Technical Abstract: Pearl millet is widely consumed in regions of Africa and Asia, and is increasingly being grown as an alternative grain in the drought-prone, acidic, and relatively infertile soils of the southern Coastal Plain region of the southeastern United States. Pearl millet and corn were grown in dryland conditions and grains were compared for preharvest infection by potentially toxigenic fungi and contamination by mycotoxins. Corn hybrids Agripro 9909 and Pioneer 3146, and pearl millet Tifgrain 102 were grown in 2000 and 2001; pearl millet HGM 100 was included in the test in 2001. Hybrids were sown on multiple planting dates in each year to induce variation in flowering time. Host species differed in the frequency of isolation of potentially toxigenic fungal species in both years. Across years, corn hybrids were more prone to infection by Aspergillus flavus Link (maximum isolation frequency = 8.8%) and Fusarium verticillioides (Sacc.) Nirenberg (maximum isolation frequency = 72.8%), with corresponding greater concentrations of aflatoxins (maximum concentration = 204.9 'g kg-1) and fumonisins (maximum concentration = 34.0 mg kg-1). Pearl millet was more prone to infection by F. semitectum Berk. & Ravenel (maximum isolation = 74.2%) and F. chlamydosporum Wollenweb & Reinking (maximum isolation = 33.0%), and contamination by moniliformin (maximum contamination = 92.1 'g kg-1).

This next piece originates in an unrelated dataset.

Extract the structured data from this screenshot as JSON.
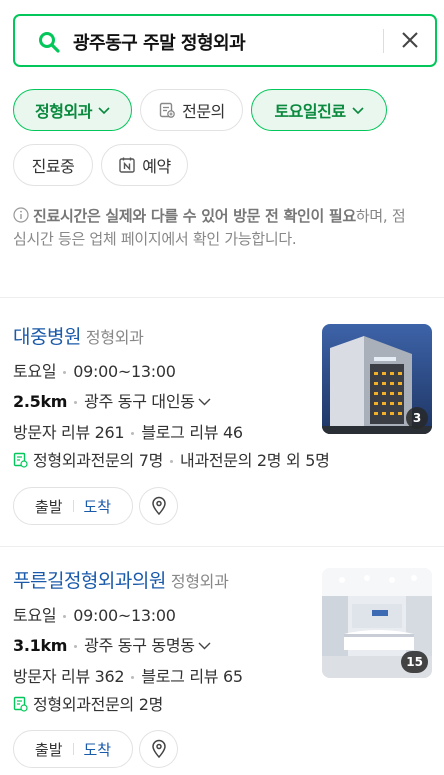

Beauvericin (maximum concentration = 414.6 'g kg-1) was present in both hosts . Planting date of corn affected aflatoxin and beauvericin contamination in 2000, and fumonisin concentration in 2001. The observed differences in mycotoxin contamination of the grains, which are likely due to host-specific differences in susceptibility to pre-harvest mycoflora, can affect food safety when the crops are grown under stress conditions.